The 24-week TMB-301 study enrolled 40 people on stable treatment for at least 8 weeks but with an HIV strain that was resistant to three (53%) or four (35%) classes or all HIV meds (16%). Average time living with HIV was 21 years. Average age was 51, 85% were male and nearly half were non-white. Average CD4 count was 73, nearly half had CD4s <50 and average viral load was around 35,000 with 18% above 100,000.
At study entry, participants stayed on their current regimen. At day 7, ibalizumab IV was given. At day 14, the OBR was added and then ibalizumab IV was given again at day 21 and every other week through 24 weeks.

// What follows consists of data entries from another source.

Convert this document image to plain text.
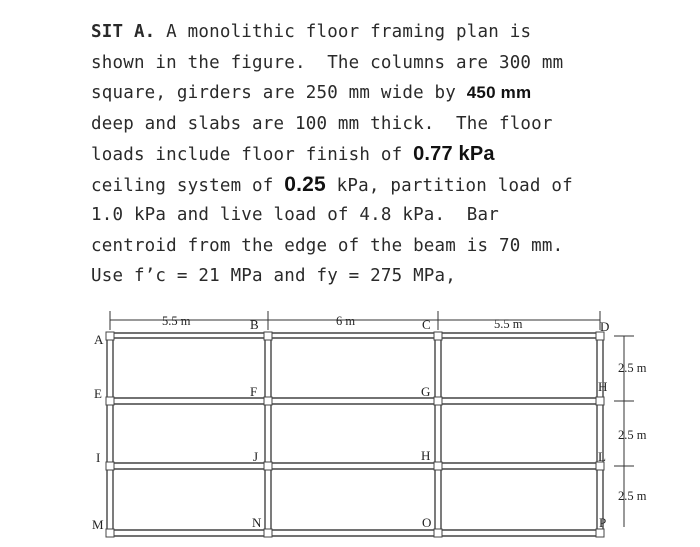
SIT A. A monolithic floor framing plan is
shown in the figure.  The columns are 300 mm
square, girders are 250 mm wide by 450 mm
deep and slabs are 100 mm thick.  The floor
loads include floor finish of 0.77 kPa
ceiling system of 0.25 kPa, partition load of
1.0 kPa and live load of 4.8 kPa.  Bar
centroid from the edge of the beam is 70 mm.
Use f’c = 21 MPa and fy = 275 MPa,
5.5 m	6 m	5.5 m
2.5 m
2.5 m
2.5 m
A
B	C	D
E	F	G	H
I	J	H	L
M	N	O	P
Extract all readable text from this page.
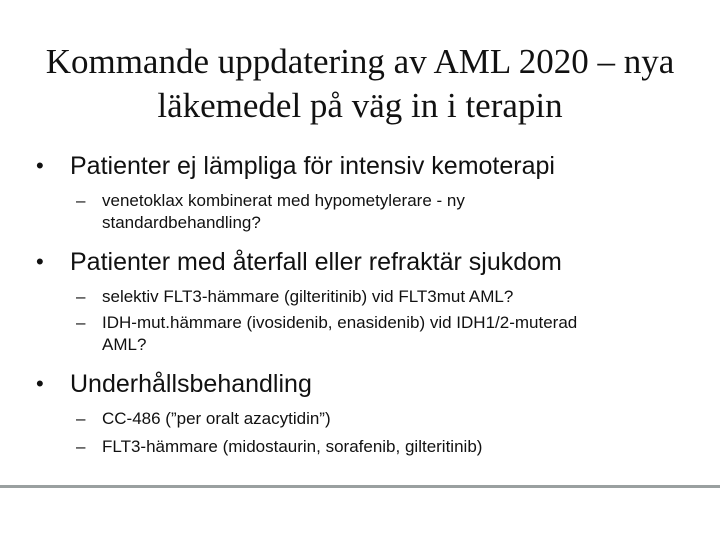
Kommande uppdatering av AML 2020 – nya
läkemedel på väg in i terapin
• Patienter ej lämpliga för intensiv kemoterapi
– venetoklax kombinerat med hypometylerare - ny
standardbehandling?
• Patienter med återfall eller refraktär sjukdom
– selektiv FLT3-hämmare (gilteritinib) vid FLT3mut AML?
– IDH-mut.hämmare (ivosidenib, enasidenib) vid IDH1/2-muterad
AML?
• Underhållsbehandling
– CC-486 (”per oralt azacytidin”)
– FLT3-hämmare (midostaurin, sorafenib, gilteritinib)
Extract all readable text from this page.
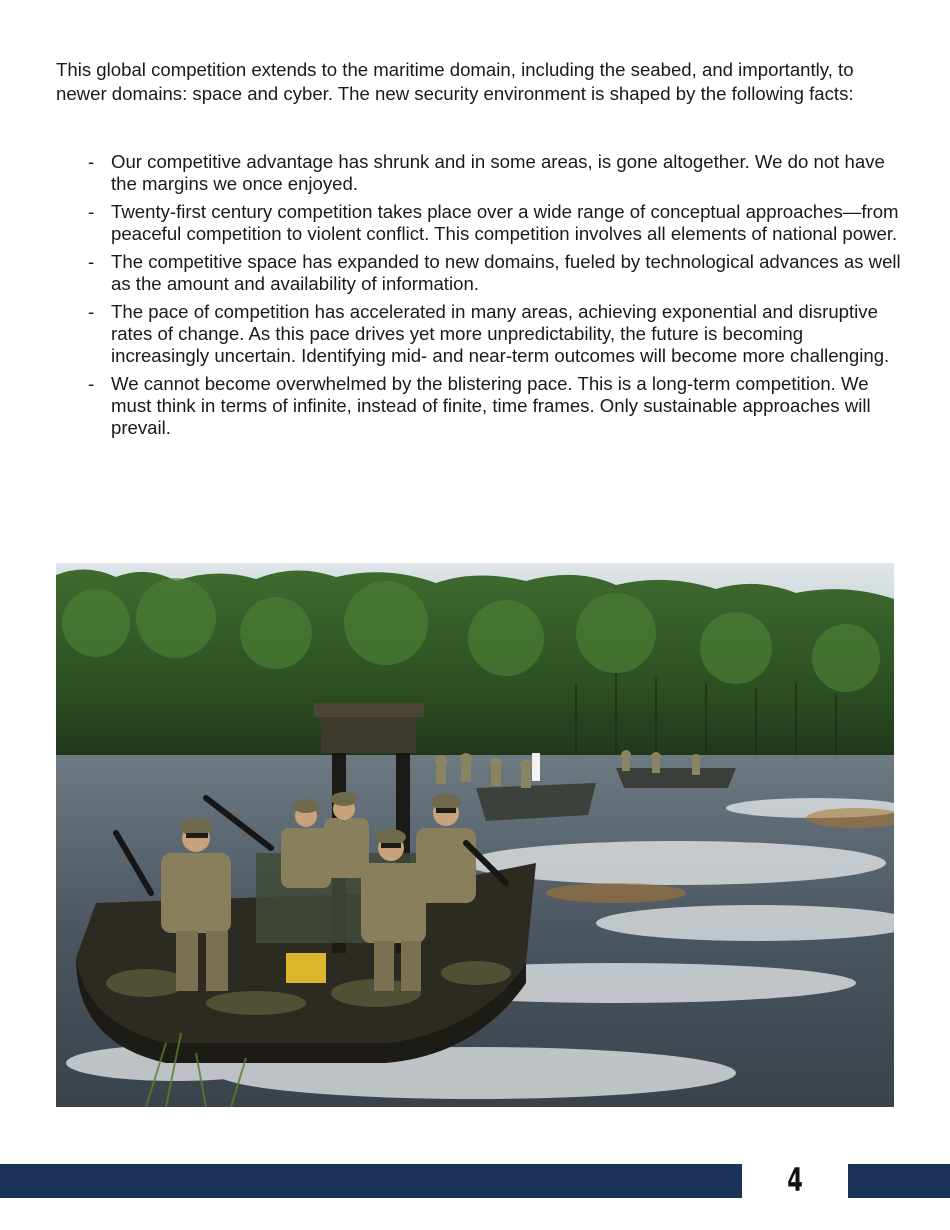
This global competition extends to the maritime domain, including the seabed, and importantly, to newer domains: space and cyber. The new security environment is shaped by the following facts:

- Our competitive advantage has shrunk and in some areas, is gone altogether. We do not have the margins we once enjoyed.
- Twenty-first century competition takes place over a wide range of conceptual approaches—from peaceful competition to violent conflict. This competition involves all elements of national power.
- The competitive space has expanded to new domains, fueled by technological advances as well as the amount and availability of information.
- The pace of competition has accelerated in many areas, achieving exponential and disruptive rates of change. As this pace drives yet more unpredictability, the future is becoming increasingly uncertain. Identifying mid- and near-term outcomes will become more challenging.
- We cannot become overwhelmed by the blistering pace. This is a long-term competition. We must think in terms of infinite, instead of finite, time frames. Only sustainable approaches will prevail.
4
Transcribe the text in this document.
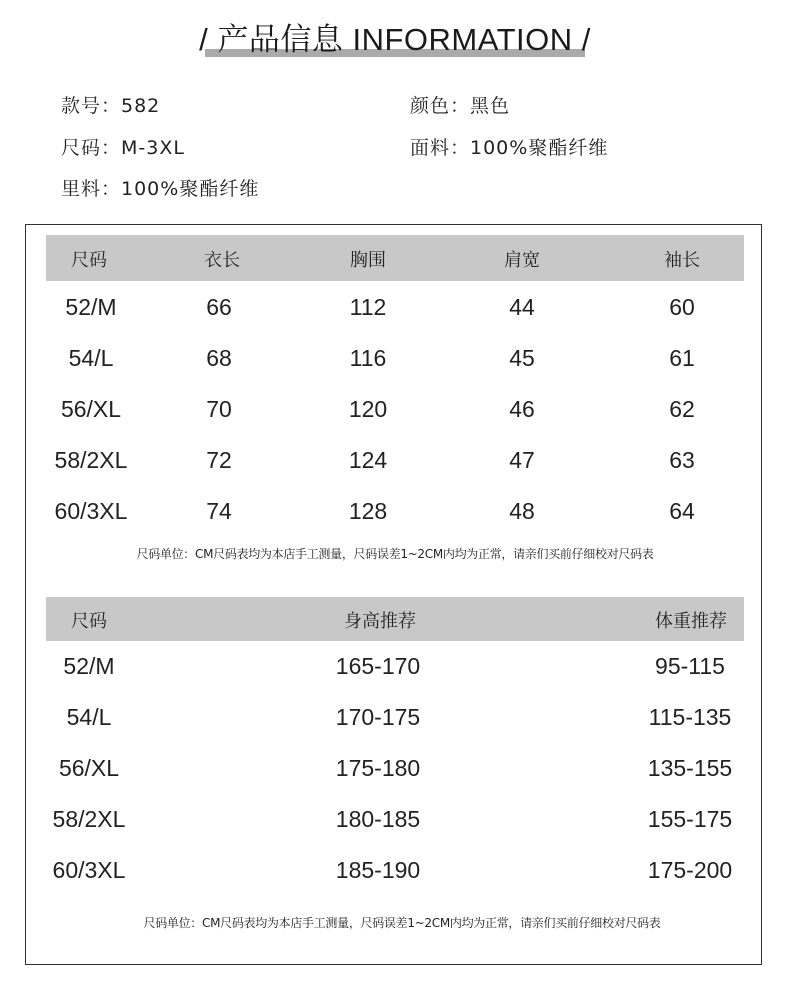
/ 产品信息 INFORMATION /
款号：582	颜色：黑色
尺码：M-3XL	面料：100%聚酯纤维
里料：100%聚酯纤维
尺码	衣长	胸围	肩宽	袖长
52/M	66	112	44	60
54/L	68	116	45	61
56/XL	70	120	46	62
58/2XL	72	124	47	63
60/3XL	74	128	48	64
尺码单位：CM尺码表均为本店手工测量，尺码误差1~2CM内均为正常，请亲们买前仔细校对尺码表
尺码	身高推荐	体重推荐
52/M	165-170	95-115
54/L	170-175	115-135
56/XL	175-180	135-155
58/2XL	180-185	155-175
60/3XL	185-190	175-200
尺码单位：CM尺码表均为本店手工测量，尺码误差1~2CM内均为正常，请亲们买前仔细校对尺码表
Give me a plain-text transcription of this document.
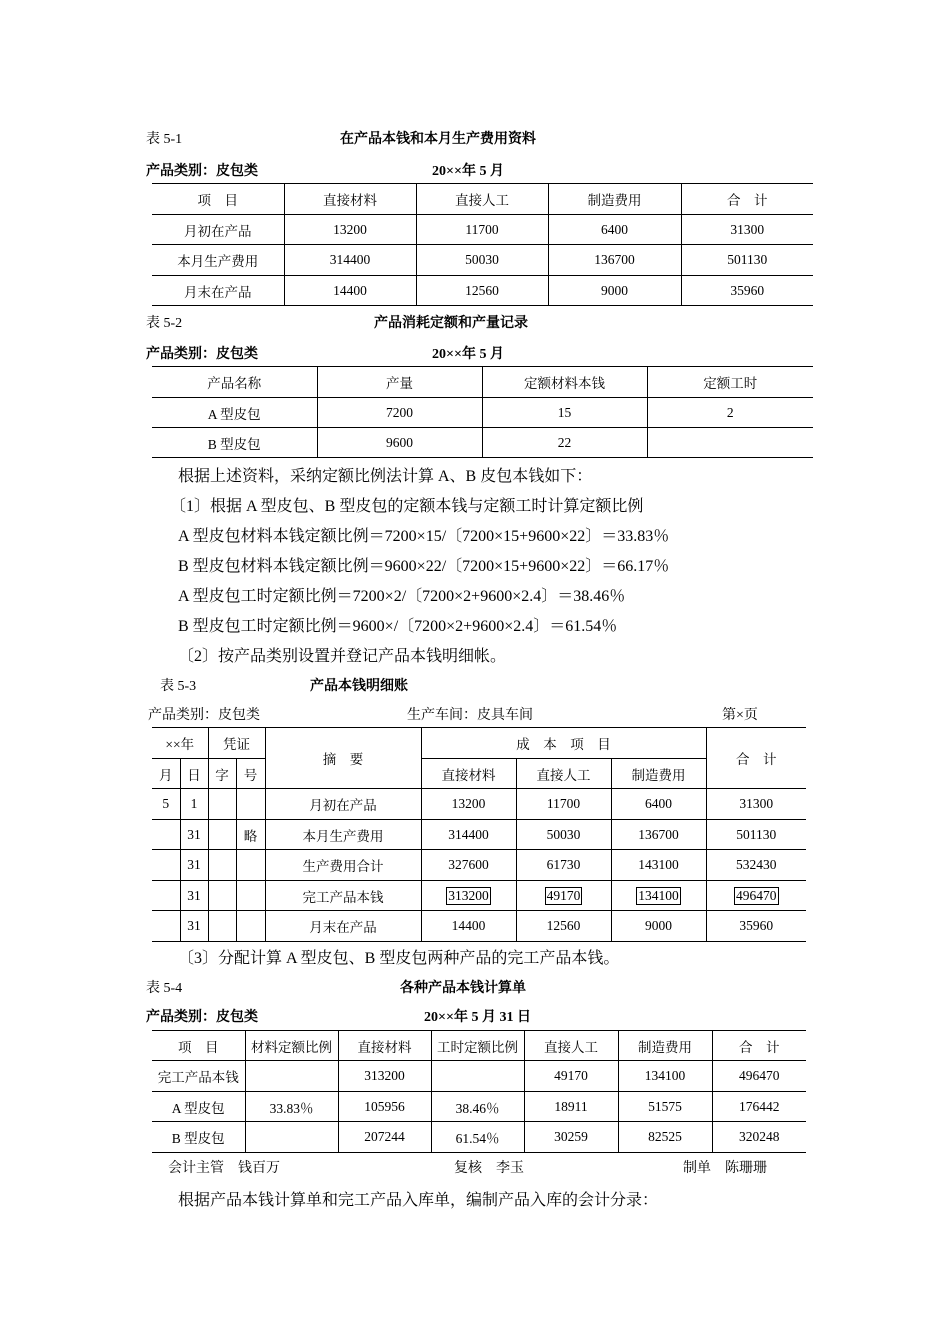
表 5-1	在产品本钱和本月生产费用资料
产品类别：皮包类	20××年 5 月
项　目	直接材料	直接人工	制造费用	合　计
月初在产品	13200	11700	6400	31300
本月生产费用	314400	50030	136700	501130
月末在产品	14400	12560	9000	35960
表 5-2	产品消耗定额和产量记录
产品类别：皮包类	20××年 5 月
产品名称	产量	定额材料本钱	定额工时
A 型皮包	7200	15	2
B 型皮包	9600	22	
根据上述资料，采纳定额比例法计算 A、B 皮包本钱如下：
〔1〕根据 A 型皮包、B 型皮包的定额本钱与定额工时计算定额比例
A 型皮包材料本钱定额比例＝7200×15/〔7200×15+9600×22〕＝33.83％
B 型皮包材料本钱定额比例＝9600×22/〔7200×15+9600×22〕＝66.17％
A 型皮包工时定额比例＝7200×2/〔7200×2+9600×2.4〕＝38.46％
B 型皮包工时定额比例＝9600×/〔7200×2+9600×2.4〕＝61.54％
〔2〕按产品类别设置并登记产品本钱明细帐。
表 5-3	产品本钱明细账
产品类别：皮包类	生产车间：皮具车间	第×页
××年		凭证		摘　要	成　本　项　目			合　计
月	日	字	号		直接材料	直接人工	制造费用	
5	1			月初在产品	13200	11700	6400	31300
	31		略	本月生产费用	314400	50030	136700	501130
	31			生产费用合计	327600	61730	143100	532430
	31			完工产品本钱	313200	49170	134100	496470
	31			月末在产品	14400	12560	9000	35960
〔3〕分配计算 A 型皮包、B 型皮包两种产品的完工产品本钱。
表 5-4	各种产品本钱计算单
产品类别：皮包类	20××年 5 月 31 日
项　目	材料定额比例	直接材料	工时定额比例	直接人工	制造费用	合　计
完工产品本钱		313200		49170	134100	496470
A 型皮包	33.83％	105956	38.46％	18911	51575	176442
B 型皮包		207244	61.54％	30259	82525	320248
会计主管　钱百万	复核　李玉	制单　陈珊珊
根据产品本钱计算单和完工产品入库单，编制产品入库的会计分录：
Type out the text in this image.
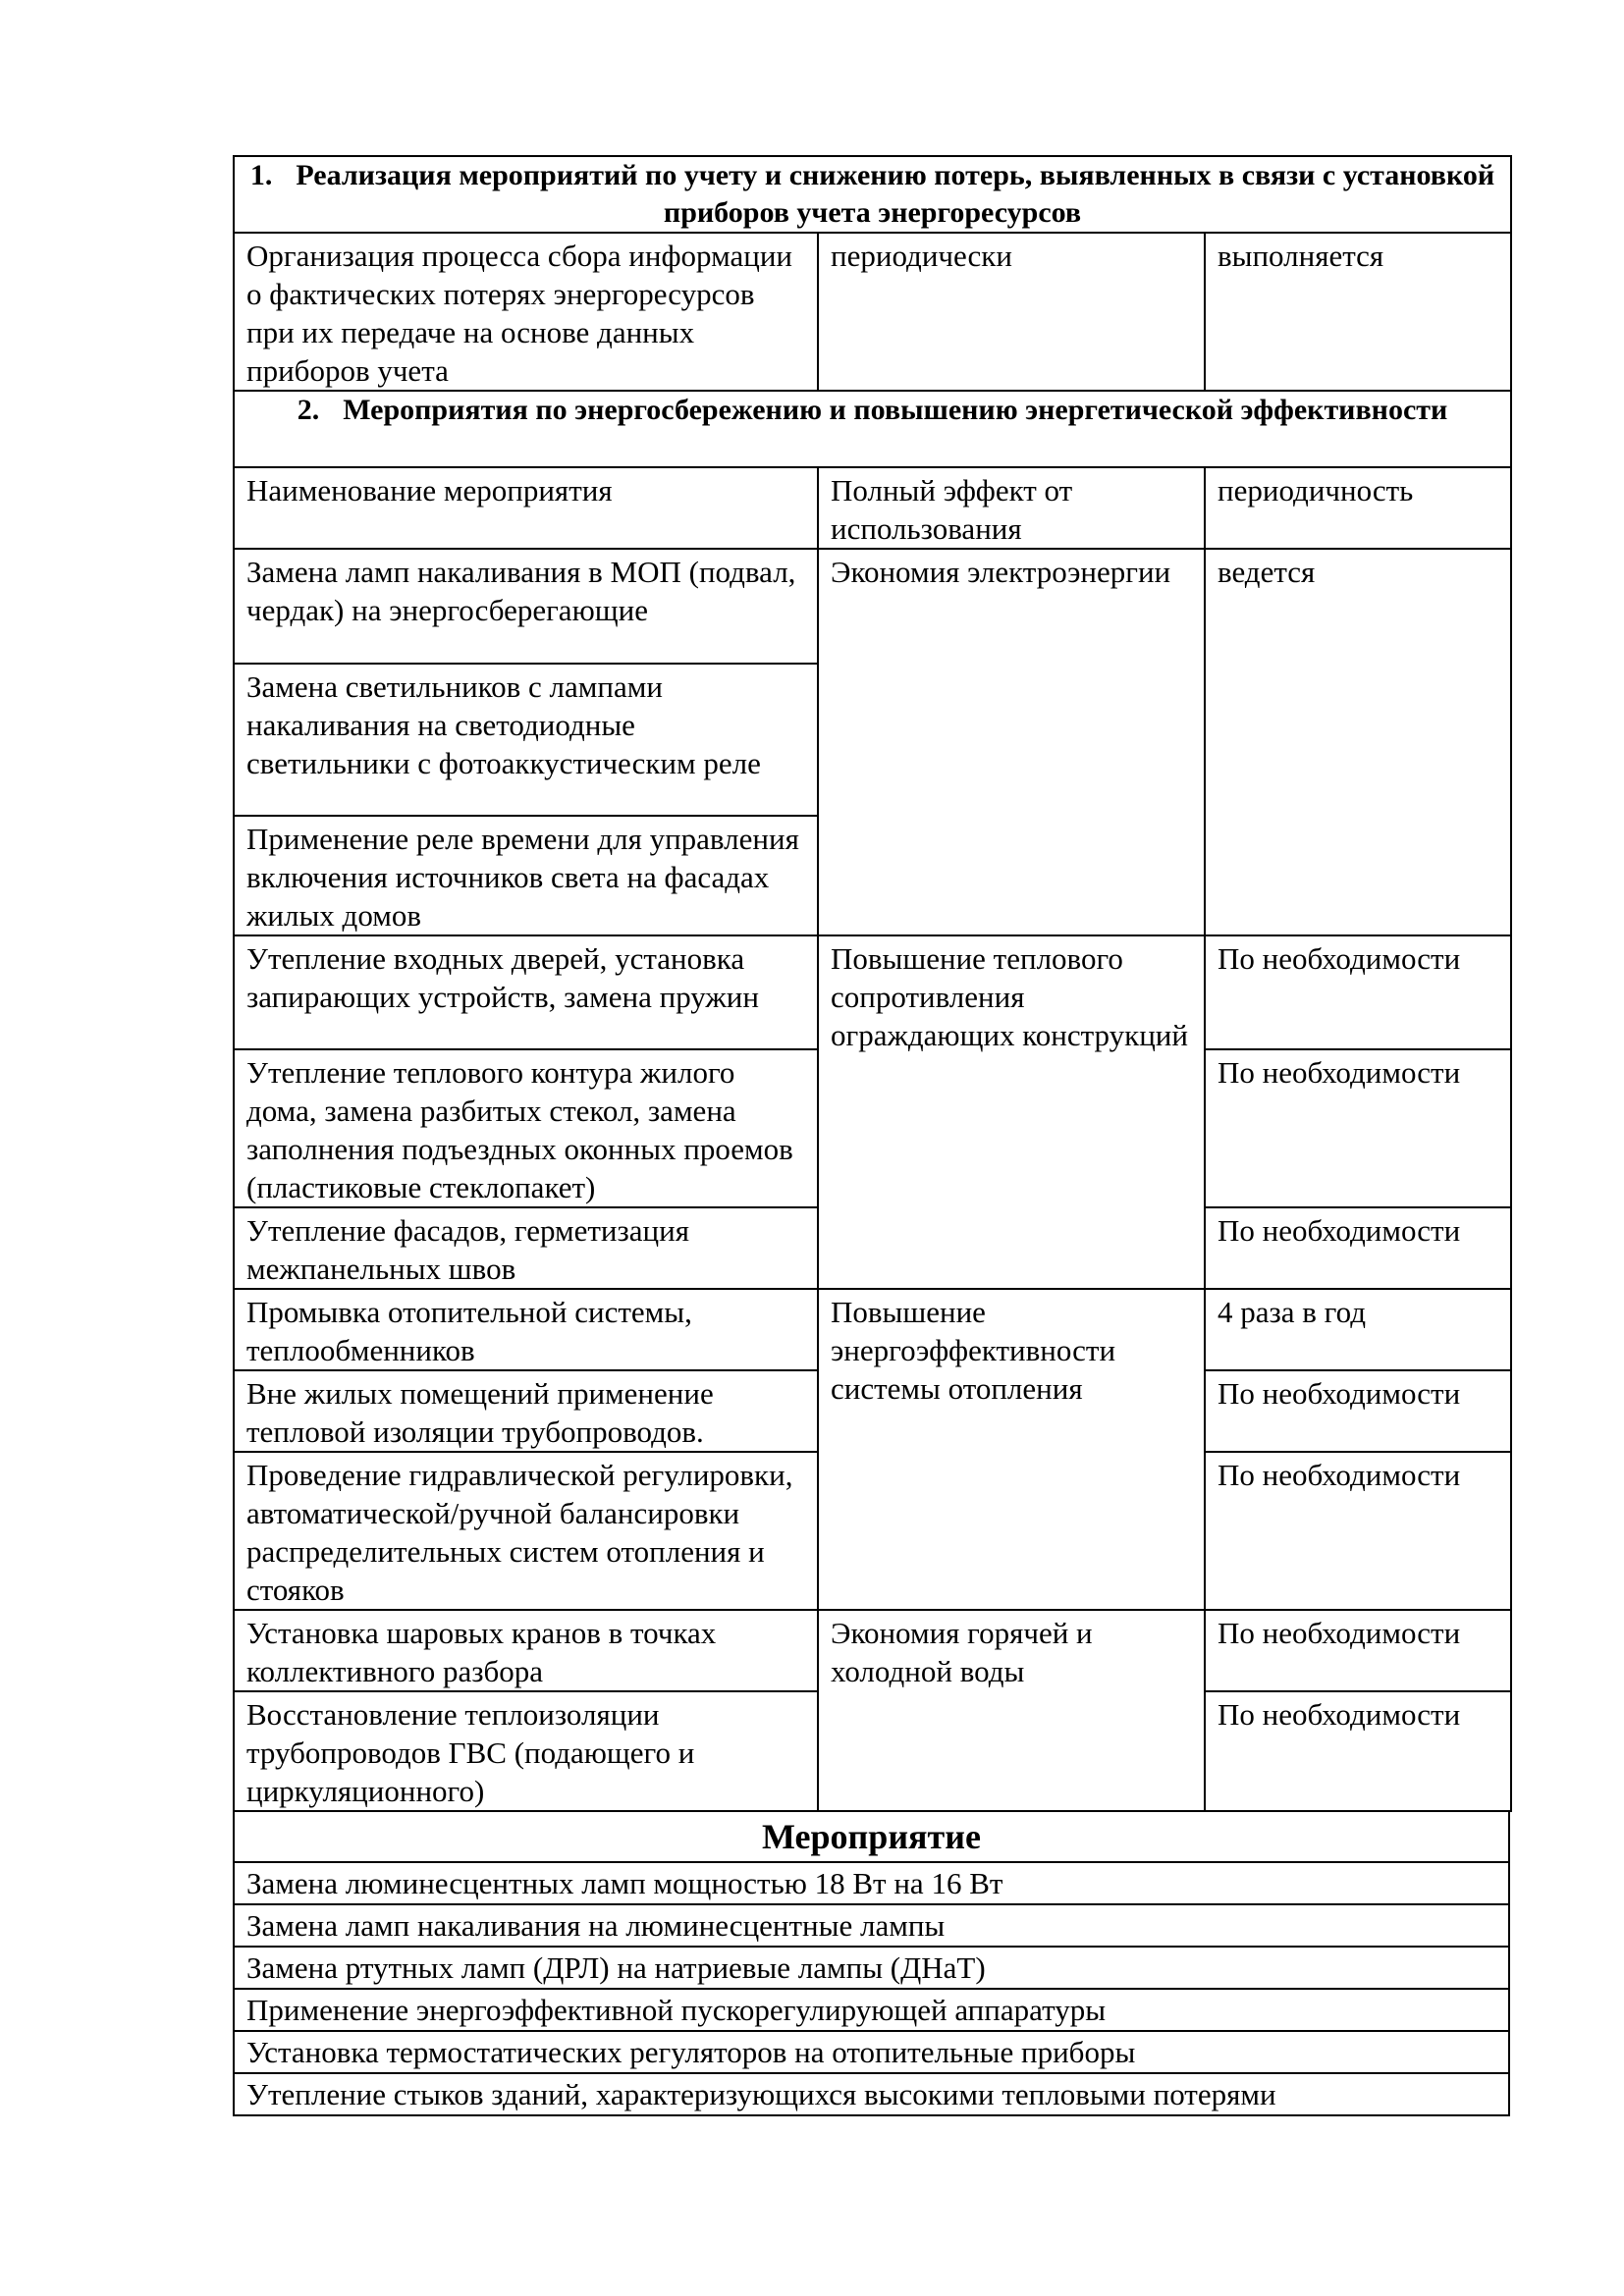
1. Реализация мероприятий по учету и снижению потерь, выявленных в связи с установкой приборов учета энергоресурсов		
Организация процесса сбора информации о фактических потерях энергоресурсов при их передаче на основе данных приборов учета	периодически	выполняется
2. Мероприятия по энергосбережению и повышению энергетической эффективности		
Наименование мероприятия	Полный эффект от использования	периодичность
Замена ламп накаливания в МОП (подвал, чердак) на энергосберегающие	Экономия электроэнергии	ведется
Замена светильников с лампами накаливания на светодиодные светильники с фотоаккустическим реле		
Применение реле времени для управления включения источников света на фасадах жилых домов		
Утепление входных дверей, установка запирающих устройств, замена пружин	Повышение теплового сопротивления ограждающих конструкций	По необходимости
Утепление теплового контура жилого дома, замена разбитых стекол, замена заполнения подъездных оконных проемов (пластиковые стеклопакет)		По необходимости
Утепление фасадов, герметизация межпанельных швов		По необходимости
Промывка отопительной системы, теплообменников	Повышение энергоэффективности системы отопления	4 раза в год
Вне жилых помещений применение тепловой изоляции трубопроводов.		По необходимости
Проведение гидравлической регулировки, автоматической/ручной балансировки распределительных систем отопления и стояков		По необходимости
Установка шаровых кранов в точках коллективного разбора	Экономия горячей и холодной воды	По необходимости
Восстановление теплоизоляции трубопроводов ГВС (подающего и циркуляционного)		По необходимости
Мероприятие
Замена люминесцентных ламп мощностью 18 Вт на 16 Вт
Замена ламп накаливания на люминесцентные лампы
Замена ртутных ламп (ДРЛ) на натриевые лампы (ДНаТ)
Применение энергоэффективной пускорегулирующей аппаратуры
Установка термостатических регуляторов на отопительные приборы
Утепление стыков зданий, характеризующихся высокими тепловыми потерями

After the first 7 days of the first ibalizumab dose, 83% saw their viral loads reduced at least by half. By week 24, the average decrease in viral load was 55% for those with a 1 log reduction and 48% for those with a 2 log reduction. In addition, half the participants saw their viral loads drop below 200 copies while 43% dropped below 50.
Small average increases of 15 CD4 cells occurred for those who started with <50 cells. For those with higher CD4s, the average increase was 75-81 cells. There was no evidence that antibodies to ibalizumab developed in any participant, which is possible with a monoclonal antibody.
Nine stopped the study (3 unrelated deaths, 3 withdrawals and 2 lost to follow-up). Most side effects were mild to moderate, and nine patients reported serious side effects.
These are promising results given the growing number of people who face decreasing treatment options due to resistance to many classes of drugs. The expanded access TMB-311 study is now enrolling additional people. A new intra-muscular injection is also being studied.
S Lewis, et al. Long-Acting Ibalizumab in Patients with Multi-Drug resistant HIV-1: A 24-Week Study. 2017 CROI, Seattle. Abstract 449LB.